I am doing a project that requires me to control the heating element (as shown below 12V 100W). It's a PWM control from the Ardruino through a BJT transistor to control the MOSFET to the element.
My problem is the calculations for the resistors to use. With what I have done so far is to say that R1=100k\$\Omega\$ and R2=3k\$\Omega\$, but I do not know if that is correct or if there is a better layout to use. Using the S8050 and IRFZ44N.
simulate this circuit – Schematic created using CircuitLab
Best Answer
I'll expand a bit on computation in the comment from Stiddily.

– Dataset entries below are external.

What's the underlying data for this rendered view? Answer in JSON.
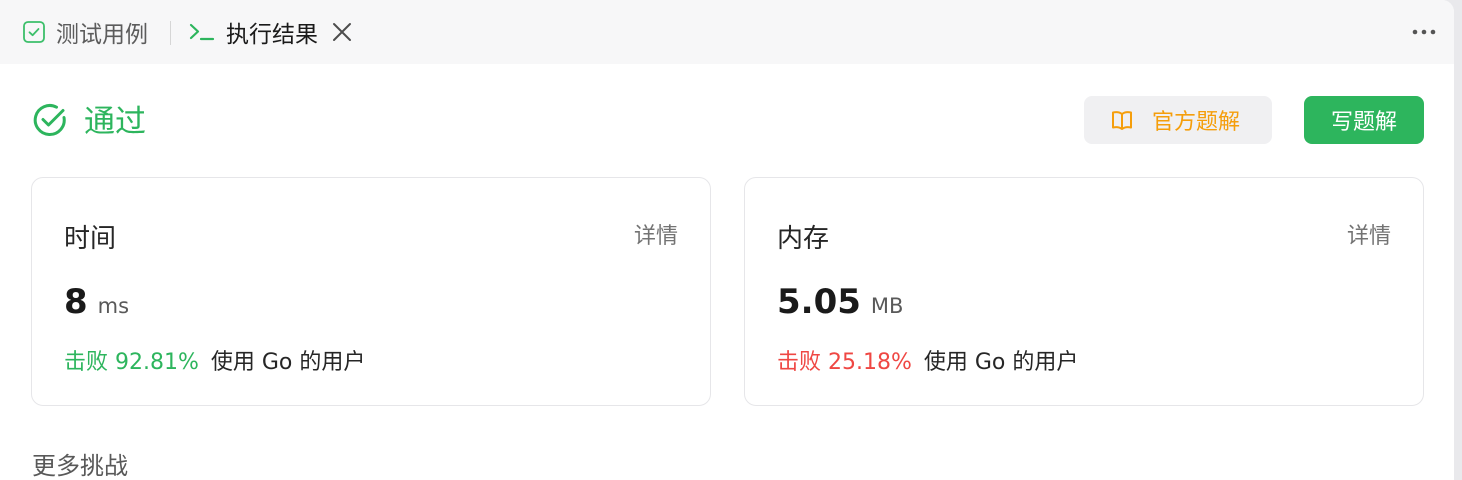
{
  "tabs": [
    {
      "label": "测试用例",
      "icon": "checkbox-icon"
    },
    {
      "label": "执行结果",
      "icon": "terminal-icon"
    }
  ],
  "status": {
    "text": "通过",
    "icon": "check-circle-icon"
  },
  "buttons": {
    "official_solution": "官方题解",
    "write_solution": "写题解"
  },
  "time_card": {
    "title": "时间",
    "detail": "详情",
    "value": "8",
    "unit": "ms",
    "beat_label": "击败 92.81%",
    "beat_suffix": "使用 Go 的用户"
  },
  "memory_card": {
    "title": "内存",
    "detail": "详情",
    "value": "5.05",
    "unit": "MB",
    "beat_label": "击败 25.18%",
    "beat_suffix": "使用 Go 的用户"
  },
  "more_challenges": "更多挑战",
  "colors": {
    "accent_green": "#2db55d",
    "orange": "#f59e0b",
    "red": "#ef4743"
  }
}
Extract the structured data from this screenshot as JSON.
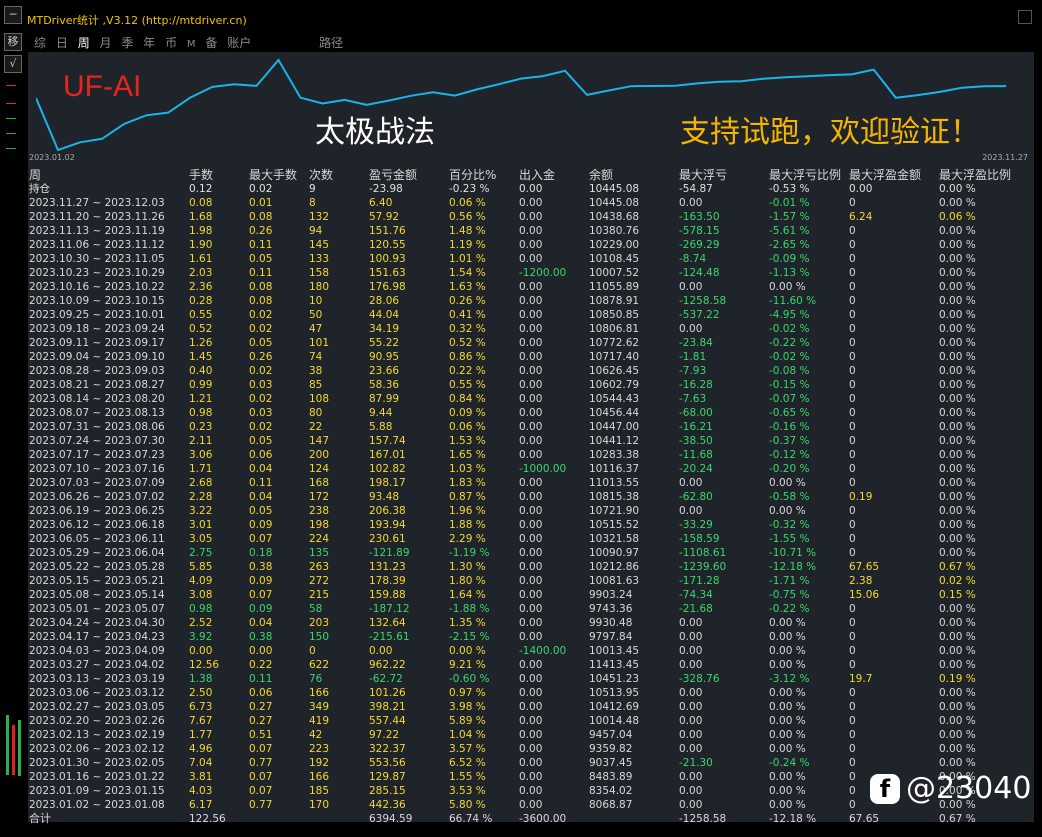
{
  "window": {
    "title": "MTDriver统计 ,V3.12 (http://mtdriver.cn)"
  },
  "left_buttons": [
    "─",
    "移",
    "√"
  ],
  "tabs": [
    {
      "label": "综"
    },
    {
      "label": "日"
    },
    {
      "label": "周",
      "active": true
    },
    {
      "label": "月"
    },
    {
      "label": "季"
    },
    {
      "label": "年"
    },
    {
      "label": "币"
    },
    {
      "label": "M"
    },
    {
      "label": "备"
    },
    {
      "label": "账户"
    },
    {
      "label": "路径"
    }
  ],
  "curve": {
    "start_date": "2023.01.02",
    "end_date": "2023.11.27",
    "line_color": "#19b4e8",
    "balances": [
      10000,
      8068.87,
      8354.02,
      8483.89,
      9037.45,
      9359.82,
      9457.04,
      10014.48,
      10412.69,
      10513.95,
      10451.23,
      11413.45,
      10013.45,
      9797.84,
      9930.48,
      9743.36,
      9903.24,
      10081.63,
      10212.86,
      10090.97,
      10321.58,
      10515.52,
      10721.9,
      10815.38,
      11013.55,
      10116.37,
      10283.38,
      10441.12,
      10447.0,
      10456.44,
      10544.43,
      10602.79,
      10626.45,
      10717.4,
      10772.62,
      10806.81,
      10850.85,
      10878.91,
      11055.89,
      10007.52,
      10108.45,
      10229.0,
      10380.76,
      10438.68,
      10445.08
    ]
  },
  "overlay": {
    "brand": "UF-AI",
    "caption_left": "太极战法",
    "caption_right": "支持试跑，欢迎验证！",
    "brand_color": "#e8241c",
    "caption_right_color": "#f5b400"
  },
  "table": {
    "headers": [
      "周",
      "手数",
      "最大手数",
      "次数",
      "盈亏金额",
      "百分比%",
      "出入金",
      "余额",
      "最大浮亏",
      "最大浮亏比例",
      "最大浮盈金额",
      "最大浮盈比例"
    ],
    "rows": [
      [
        "持仓",
        "0.12",
        "0.02",
        "9",
        "-23.98",
        "-0.23 %",
        "0.00",
        "10445.08",
        "-54.87",
        "-0.53 %",
        "0.00",
        "0.00 %"
      ],
      [
        "2023.11.27 ~ 2023.12.03",
        "0.08",
        "0.01",
        "8",
        "6.40",
        "0.06 %",
        "0.00",
        "10445.08",
        "0.00",
        "-0.01 %",
        "0",
        "0.00 %"
      ],
      [
        "2023.11.20 ~ 2023.11.26",
        "1.68",
        "0.08",
        "132",
        "57.92",
        "0.56 %",
        "0.00",
        "10438.68",
        "-163.50",
        "-1.57 %",
        "6.24",
        "0.06 %"
      ],
      [
        "2023.11.13 ~ 2023.11.19",
        "1.98",
        "0.26",
        "94",
        "151.76",
        "1.48 %",
        "0.00",
        "10380.76",
        "-578.15",
        "-5.61 %",
        "0",
        "0.00 %"
      ],
      [
        "2023.11.06 ~ 2023.11.12",
        "1.90",
        "0.11",
        "145",
        "120.55",
        "1.19 %",
        "0.00",
        "10229.00",
        "-269.29",
        "-2.65 %",
        "0",
        "0.00 %"
      ],
      [
        "2023.10.30 ~ 2023.11.05",
        "1.61",
        "0.05",
        "133",
        "100.93",
        "1.01 %",
        "0.00",
        "10108.45",
        "-8.74",
        "-0.09 %",
        "0",
        "0.00 %"
      ],
      [
        "2023.10.23 ~ 2023.10.29",
        "2.03",
        "0.11",
        "158",
        "151.63",
        "1.54 %",
        "-1200.00",
        "10007.52",
        "-124.48",
        "-1.13 %",
        "0",
        "0.00 %"
      ],
      [
        "2023.10.16 ~ 2023.10.22",
        "2.36",
        "0.08",
        "180",
        "176.98",
        "1.63 %",
        "0.00",
        "11055.89",
        "0.00",
        "0.00 %",
        "0",
        "0.00 %"
      ],
      [
        "2023.10.09 ~ 2023.10.15",
        "0.28",
        "0.08",
        "10",
        "28.06",
        "0.26 %",
        "0.00",
        "10878.91",
        "-1258.58",
        "-11.60 %",
        "0",
        "0.00 %"
      ],
      [
        "2023.09.25 ~ 2023.10.01",
        "0.55",
        "0.02",
        "50",
        "44.04",
        "0.41 %",
        "0.00",
        "10850.85",
        "-537.22",
        "-4.95 %",
        "0",
        "0.00 %"
      ],
      [
        "2023.09.18 ~ 2023.09.24",
        "0.52",
        "0.02",
        "47",
        "34.19",
        "0.32 %",
        "0.00",
        "10806.81",
        "0.00",
        "-0.02 %",
        "0",
        "0.00 %"
      ],
      [
        "2023.09.11 ~ 2023.09.17",
        "1.26",
        "0.05",
        "101",
        "55.22",
        "0.52 %",
        "0.00",
        "10772.62",
        "-23.84",
        "-0.22 %",
        "0",
        "0.00 %"
      ],
      [
        "2023.09.04 ~ 2023.09.10",
        "1.45",
        "0.26",
        "74",
        "90.95",
        "0.86 %",
        "0.00",
        "10717.40",
        "-1.81",
        "-0.02 %",
        "0",
        "0.00 %"
      ],
      [
        "2023.08.28 ~ 2023.09.03",
        "0.40",
        "0.02",
        "38",
        "23.66",
        "0.22 %",
        "0.00",
        "10626.45",
        "-7.93",
        "-0.08 %",
        "0",
        "0.00 %"
      ],
      [
        "2023.08.21 ~ 2023.08.27",
        "0.99",
        "0.03",
        "85",
        "58.36",
        "0.55 %",
        "0.00",
        "10602.79",
        "-16.28",
        "-0.15 %",
        "0",
        "0.00 %"
      ],
      [
        "2023.08.14 ~ 2023.08.20",
        "1.21",
        "0.02",
        "108",
        "87.99",
        "0.84 %",
        "0.00",
        "10544.43",
        "-7.63",
        "-0.07 %",
        "0",
        "0.00 %"
      ],
      [
        "2023.08.07 ~ 2023.08.13",
        "0.98",
        "0.03",
        "80",
        "9.44",
        "0.09 %",
        "0.00",
        "10456.44",
        "-68.00",
        "-0.65 %",
        "0",
        "0.00 %"
      ],
      [
        "2023.07.31 ~ 2023.08.06",
        "0.23",
        "0.02",
        "22",
        "5.88",
        "0.06 %",
        "0.00",
        "10447.00",
        "-16.21",
        "-0.16 %",
        "0",
        "0.00 %"
      ],
      [
        "2023.07.24 ~ 2023.07.30",
        "2.11",
        "0.05",
        "147",
        "157.74",
        "1.53 %",
        "0.00",
        "10441.12",
        "-38.50",
        "-0.37 %",
        "0",
        "0.00 %"
      ],
      [
        "2023.07.17 ~ 2023.07.23",
        "3.06",
        "0.06",
        "200",
        "167.01",
        "1.65 %",
        "0.00",
        "10283.38",
        "-11.68",
        "-0.12 %",
        "0",
        "0.00 %"
      ],
      [
        "2023.07.10 ~ 2023.07.16",
        "1.71",
        "0.04",
        "124",
        "102.82",
        "1.03 %",
        "-1000.00",
        "10116.37",
        "-20.24",
        "-0.20 %",
        "0",
        "0.00 %"
      ],
      [
        "2023.07.03 ~ 2023.07.09",
        "2.68",
        "0.11",
        "168",
        "198.17",
        "1.83 %",
        "0.00",
        "11013.55",
        "0.00",
        "0.00 %",
        "0",
        "0.00 %"
      ],
      [
        "2023.06.26 ~ 2023.07.02",
        "2.28",
        "0.04",
        "172",
        "93.48",
        "0.87 %",
        "0.00",
        "10815.38",
        "-62.80",
        "-0.58 %",
        "0.19",
        "0.00 %"
      ],
      [
        "2023.06.19 ~ 2023.06.25",
        "3.22",
        "0.05",
        "238",
        "206.38",
        "1.96 %",
        "0.00",
        "10721.90",
        "0.00",
        "0.00 %",
        "0",
        "0.00 %"
      ],
      [
        "2023.06.12 ~ 2023.06.18",
        "3.01",
        "0.09",
        "198",
        "193.94",
        "1.88 %",
        "0.00",
        "10515.52",
        "-33.29",
        "-0.32 %",
        "0",
        "0.00 %"
      ],
      [
        "2023.06.05 ~ 2023.06.11",
        "3.05",
        "0.07",
        "224",
        "230.61",
        "2.29 %",
        "0.00",
        "10321.58",
        "-158.59",
        "-1.55 %",
        "0",
        "0.00 %"
      ],
      [
        "2023.05.29 ~ 2023.06.04",
        "2.75",
        "0.18",
        "135",
        "-121.89",
        "-1.19 %",
        "0.00",
        "10090.97",
        "-1108.61",
        "-10.71 %",
        "0",
        "0.00 %"
      ],
      [
        "2023.05.22 ~ 2023.05.28",
        "5.85",
        "0.38",
        "263",
        "131.23",
        "1.30 %",
        "0.00",
        "10212.86",
        "-1239.60",
        "-12.18 %",
        "67.65",
        "0.67 %"
      ],
      [
        "2023.05.15 ~ 2023.05.21",
        "4.09",
        "0.09",
        "272",
        "178.39",
        "1.80 %",
        "0.00",
        "10081.63",
        "-171.28",
        "-1.71 %",
        "2.38",
        "0.02 %"
      ],
      [
        "2023.05.08 ~ 2023.05.14",
        "3.08",
        "0.07",
        "215",
        "159.88",
        "1.64 %",
        "0.00",
        "9903.24",
        "-74.34",
        "-0.75 %",
        "15.06",
        "0.15 %"
      ],
      [
        "2023.05.01 ~ 2023.05.07",
        "0.98",
        "0.09",
        "58",
        "-187.12",
        "-1.88 %",
        "0.00",
        "9743.36",
        "-21.68",
        "-0.22 %",
        "0",
        "0.00 %"
      ],
      [
        "2023.04.24 ~ 2023.04.30",
        "2.52",
        "0.04",
        "203",
        "132.64",
        "1.35 %",
        "0.00",
        "9930.48",
        "0.00",
        "0.00 %",
        "0",
        "0.00 %"
      ],
      [
        "2023.04.17 ~ 2023.04.23",
        "3.92",
        "0.38",
        "150",
        "-215.61",
        "-2.15 %",
        "0.00",
        "9797.84",
        "0.00",
        "0.00 %",
        "0",
        "0.00 %"
      ],
      [
        "2023.04.03 ~ 2023.04.09",
        "0.00",
        "0.00",
        "0",
        "0.00",
        "0.00 %",
        "-1400.00",
        "10013.45",
        "0.00",
        "0.00 %",
        "0",
        "0.00 %"
      ],
      [
        "2023.03.27 ~ 2023.04.02",
        "12.56",
        "0.22",
        "622",
        "962.22",
        "9.21 %",
        "0.00",
        "11413.45",
        "0.00",
        "0.00 %",
        "0",
        "0.00 %"
      ],
      [
        "2023.03.13 ~ 2023.03.19",
        "1.38",
        "0.11",
        "76",
        "-62.72",
        "-0.60 %",
        "0.00",
        "10451.23",
        "-328.76",
        "-3.12 %",
        "19.7",
        "0.19 %"
      ],
      [
        "2023.03.06 ~ 2023.03.12",
        "2.50",
        "0.06",
        "166",
        "101.26",
        "0.97 %",
        "0.00",
        "10513.95",
        "0.00",
        "0.00 %",
        "0",
        "0.00 %"
      ],
      [
        "2023.02.27 ~ 2023.03.05",
        "6.73",
        "0.27",
        "349",
        "398.21",
        "3.98 %",
        "0.00",
        "10412.69",
        "0.00",
        "0.00 %",
        "0",
        "0.00 %"
      ],
      [
        "2023.02.20 ~ 2023.02.26",
        "7.67",
        "0.27",
        "419",
        "557.44",
        "5.89 %",
        "0.00",
        "10014.48",
        "0.00",
        "0.00 %",
        "0",
        "0.00 %"
      ],
      [
        "2023.02.13 ~ 2023.02.19",
        "1.77",
        "0.51",
        "42",
        "97.22",
        "1.04 %",
        "0.00",
        "9457.04",
        "0.00",
        "0.00 %",
        "0",
        "0.00 %"
      ],
      [
        "2023.02.06 ~ 2023.02.12",
        "4.96",
        "0.07",
        "223",
        "322.37",
        "3.57 %",
        "0.00",
        "9359.82",
        "0.00",
        "0.00 %",
        "0",
        "0.00 %"
      ],
      [
        "2023.01.30 ~ 2023.02.05",
        "7.04",
        "0.77",
        "192",
        "553.56",
        "6.52 %",
        "0.00",
        "9037.45",
        "-21.30",
        "-0.24 %",
        "0",
        "0.00 %"
      ],
      [
        "2023.01.16 ~ 2023.01.22",
        "3.81",
        "0.07",
        "166",
        "129.87",
        "1.55 %",
        "0.00",
        "8483.89",
        "0.00",
        "0.00 %",
        "0",
        "0.00 %"
      ],
      [
        "2023.01.09 ~ 2023.01.15",
        "4.03",
        "0.07",
        "185",
        "285.15",
        "3.53 %",
        "0.00",
        "8354.02",
        "0.00",
        "0.00 %",
        "0",
        "0.00 %"
      ],
      [
        "2023.01.02 ~ 2023.01.08",
        "6.17",
        "0.77",
        "170",
        "442.36",
        "5.80 %",
        "0.00",
        "8068.87",
        "0.00",
        "0.00 %",
        "0",
        "0.00 %"
      ]
    ],
    "total": [
      "合计",
      "122.56",
      "",
      "",
      "6394.59",
      "66.74 %",
      "-3600.00",
      "",
      "-1258.58",
      "-12.18 %",
      "67.65",
      "0.67 %"
    ]
  },
  "watermark": {
    "icon": "f",
    "text": "@23040"
  }
}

Ignoring switching speed issues, the value of R1 should be chosen a) large enough that the current is smaller than that maximum rating of the Arduino, and b) small enough that the current is large enough to saturate the transistor.
To compute the minimum R1 value
The Arduino pin will go to 5 V or 3.3 V depending on how you power it, and I think the recommended maximum sustained current is 20 mA. At saturation, the transistor base-emitter will drop 1.2 V (from datasheet). So to stay under 20 mA with the 5 V supply, you should use (from Ohm's law) at least 190 Ω, but because it's not so critical, I'd use at least 1 kΩ, which will give about 4 mA (or 2 mA if you use 3.3 V)
To compute the minimum R2 value
The R2 value should be large enough the current going through it and the transistor is within safe limits in saturation.
The transistor drops 0.5 V in saturation (from datasheet) so the voltage drop across the resistor is 11.5 V. The maximum collector current rating of the transistor is 1.5 A. In that case the resistor would also dissipate about 17 Watts of power and probably catch fire very quickly, so the limiting factor is the power rating of the resistor.
Using a normal 1/4 W resistor, we'd like to have at most 1/8 W of power dissipation in R2. Using P=UI and Ohm's law, we find that about 1 kΩ will keep us in that limit and give a 11 mA current. So R2 should be at least 1 kΩ, but can be a little bit bigger too.
To compute the maximum R1 value
It depends on the chosen R2 value. Using the simple transistor equation Ic = h * Ib, we want R1 to be small enough that the base current Ib is larger than Ic/h. Using a conservative value of h = 100, and the 11 mA above, the base current has to be at least 110 µA. With the smaller 3.3 V supply (and the transistor drop), this means at most 19 kΩ in R1, but that's already very high.
So all in all, your R2 should be at least 1 kΩ but can be a bit higher. Your R1 depends on your R2, but with that smallest R2 value, it can be something between 250 Ω and 19 kΩ. Lower values are generally better for switching speed. I'd personally use 1 kΩ for R1 and maybe something like 1–5 kΩ for R2.